Uitspraak
GERECHTSHOF ’s-HERTOGENBOSCH
1.Het geding in eerste aanleg (zaaknr. 511604 CV EXPL 13-922)
2.Het geding in hoger beroep
- de dagvaarding in hoger beroep (met grieven);
- de memorie van grieven met één productie;
- de memorie van antwoord met twee producties;
- het pleidooi d.d. 27 juni 2013, waarbij partijen pleitnotities hebben overgelegd alsmede de pleitnotities ten behoeve van de zitting van de kantonrechter van 28 februari 2013;
- de door Autobedrijf [geïntimeerde] op 27 juni 2013 toegezonden productie, die zij bij het pleidooi bij akte in het geding heeft gebracht.
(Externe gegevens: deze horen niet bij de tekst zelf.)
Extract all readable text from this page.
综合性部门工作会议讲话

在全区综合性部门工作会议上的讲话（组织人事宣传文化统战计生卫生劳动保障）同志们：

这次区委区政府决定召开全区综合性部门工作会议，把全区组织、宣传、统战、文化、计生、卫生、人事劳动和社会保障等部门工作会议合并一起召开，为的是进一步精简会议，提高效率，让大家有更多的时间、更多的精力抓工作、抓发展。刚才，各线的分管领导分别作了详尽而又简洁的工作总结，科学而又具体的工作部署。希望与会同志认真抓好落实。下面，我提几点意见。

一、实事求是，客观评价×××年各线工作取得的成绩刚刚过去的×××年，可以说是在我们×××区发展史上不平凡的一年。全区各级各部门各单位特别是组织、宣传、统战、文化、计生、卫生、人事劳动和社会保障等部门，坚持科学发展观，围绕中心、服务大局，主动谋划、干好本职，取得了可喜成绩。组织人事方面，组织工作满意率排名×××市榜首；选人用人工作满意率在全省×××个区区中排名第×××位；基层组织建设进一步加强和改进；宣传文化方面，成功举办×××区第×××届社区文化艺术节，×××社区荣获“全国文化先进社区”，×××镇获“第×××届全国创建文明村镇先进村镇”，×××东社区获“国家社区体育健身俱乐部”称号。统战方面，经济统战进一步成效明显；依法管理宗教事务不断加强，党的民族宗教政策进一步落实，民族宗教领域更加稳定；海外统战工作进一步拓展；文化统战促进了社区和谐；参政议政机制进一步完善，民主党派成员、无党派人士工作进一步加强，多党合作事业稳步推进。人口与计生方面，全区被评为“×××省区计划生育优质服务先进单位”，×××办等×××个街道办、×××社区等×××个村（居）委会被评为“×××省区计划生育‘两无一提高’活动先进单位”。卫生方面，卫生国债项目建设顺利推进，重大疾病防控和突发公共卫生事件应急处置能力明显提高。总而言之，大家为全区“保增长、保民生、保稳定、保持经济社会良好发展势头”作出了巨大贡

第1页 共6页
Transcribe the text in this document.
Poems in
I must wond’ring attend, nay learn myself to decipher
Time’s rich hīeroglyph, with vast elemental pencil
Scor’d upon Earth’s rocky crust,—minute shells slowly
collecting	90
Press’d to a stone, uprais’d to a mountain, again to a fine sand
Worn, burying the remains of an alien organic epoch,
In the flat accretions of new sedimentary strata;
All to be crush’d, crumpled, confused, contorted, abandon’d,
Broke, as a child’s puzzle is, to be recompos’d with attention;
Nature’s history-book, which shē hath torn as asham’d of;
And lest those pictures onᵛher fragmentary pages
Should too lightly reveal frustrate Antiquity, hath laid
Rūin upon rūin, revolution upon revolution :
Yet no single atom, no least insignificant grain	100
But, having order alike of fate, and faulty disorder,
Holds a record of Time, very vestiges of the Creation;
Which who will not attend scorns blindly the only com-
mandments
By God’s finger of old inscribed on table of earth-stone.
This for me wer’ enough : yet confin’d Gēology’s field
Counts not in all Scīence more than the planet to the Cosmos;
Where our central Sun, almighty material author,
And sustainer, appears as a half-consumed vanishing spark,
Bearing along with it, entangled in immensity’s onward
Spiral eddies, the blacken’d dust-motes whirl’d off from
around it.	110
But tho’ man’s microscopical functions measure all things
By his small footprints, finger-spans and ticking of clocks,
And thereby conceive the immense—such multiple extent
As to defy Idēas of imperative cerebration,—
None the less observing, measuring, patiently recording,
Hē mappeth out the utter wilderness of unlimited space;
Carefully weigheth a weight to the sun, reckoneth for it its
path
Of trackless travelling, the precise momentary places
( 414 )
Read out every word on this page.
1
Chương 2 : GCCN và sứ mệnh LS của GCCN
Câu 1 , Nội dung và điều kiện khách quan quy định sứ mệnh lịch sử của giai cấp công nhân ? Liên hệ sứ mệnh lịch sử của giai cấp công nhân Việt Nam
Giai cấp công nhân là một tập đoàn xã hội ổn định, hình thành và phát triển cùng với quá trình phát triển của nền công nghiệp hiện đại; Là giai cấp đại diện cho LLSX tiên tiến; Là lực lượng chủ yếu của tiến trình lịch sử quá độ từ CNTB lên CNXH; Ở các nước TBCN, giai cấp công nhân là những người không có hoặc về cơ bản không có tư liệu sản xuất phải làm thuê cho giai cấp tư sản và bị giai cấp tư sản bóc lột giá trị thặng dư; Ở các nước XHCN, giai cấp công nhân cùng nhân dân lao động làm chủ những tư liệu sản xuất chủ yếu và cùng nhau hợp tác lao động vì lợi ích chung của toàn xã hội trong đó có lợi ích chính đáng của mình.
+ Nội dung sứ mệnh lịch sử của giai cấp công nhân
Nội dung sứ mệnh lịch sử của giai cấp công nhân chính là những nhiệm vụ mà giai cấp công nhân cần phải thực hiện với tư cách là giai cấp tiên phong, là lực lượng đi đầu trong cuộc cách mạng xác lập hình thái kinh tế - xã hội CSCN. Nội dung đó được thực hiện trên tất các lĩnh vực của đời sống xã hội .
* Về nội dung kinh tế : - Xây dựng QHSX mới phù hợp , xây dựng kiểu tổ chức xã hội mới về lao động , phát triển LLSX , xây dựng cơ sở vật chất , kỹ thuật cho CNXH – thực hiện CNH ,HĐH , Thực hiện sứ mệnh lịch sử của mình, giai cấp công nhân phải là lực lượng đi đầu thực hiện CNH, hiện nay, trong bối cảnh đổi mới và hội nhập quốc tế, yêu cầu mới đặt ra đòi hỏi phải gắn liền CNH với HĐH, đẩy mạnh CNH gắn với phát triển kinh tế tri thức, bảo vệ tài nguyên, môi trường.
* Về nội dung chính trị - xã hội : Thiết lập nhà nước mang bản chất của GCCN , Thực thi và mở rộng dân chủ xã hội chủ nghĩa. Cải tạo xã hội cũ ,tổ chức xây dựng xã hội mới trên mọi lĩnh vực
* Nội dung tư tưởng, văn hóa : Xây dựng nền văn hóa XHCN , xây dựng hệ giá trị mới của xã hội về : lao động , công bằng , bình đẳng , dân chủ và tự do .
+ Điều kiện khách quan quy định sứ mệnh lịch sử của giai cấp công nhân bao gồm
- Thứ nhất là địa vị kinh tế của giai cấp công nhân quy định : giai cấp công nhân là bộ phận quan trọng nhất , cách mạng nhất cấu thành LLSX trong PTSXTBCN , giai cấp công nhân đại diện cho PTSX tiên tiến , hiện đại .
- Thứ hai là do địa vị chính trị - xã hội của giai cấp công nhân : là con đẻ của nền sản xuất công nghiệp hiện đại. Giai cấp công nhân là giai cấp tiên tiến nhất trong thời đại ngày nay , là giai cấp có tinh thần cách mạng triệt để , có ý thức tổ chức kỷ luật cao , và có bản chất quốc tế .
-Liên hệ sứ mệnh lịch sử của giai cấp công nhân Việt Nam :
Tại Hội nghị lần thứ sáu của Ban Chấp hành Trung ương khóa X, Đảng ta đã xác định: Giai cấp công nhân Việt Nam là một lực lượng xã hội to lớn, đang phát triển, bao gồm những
3.De gronden van het hoger beroep
4.De beoordeling
Het hof komt aan toetsing van 'opzet' niet toe. Het hof constateert dat in de ontslagbrief de kwalificatie 'verduistering' niet staat vermeld. Autobedrijf [geïntimeerde] verwijt [appellant] in de ontslagbrief dat hij 'als verkoper een door een klant afgerekend product niet in de kas heeft gestopt of in het kasboek heeft vermeld, waardoor dit bij niemand bekend was' en dat hij 'zonder toestemming een betaling niet correct heeft afgewikkeld en dit geld voor eigen doeleinden heeft gebruikt'. Het hof zal op basis van deze verwijten dienen te beoordelen of hiervan sprake is en of dit een dringende reden voor het ontslag op staande voet oplevert. De grief leidt niet tot vernietiging van het vonnis waarvan beroep.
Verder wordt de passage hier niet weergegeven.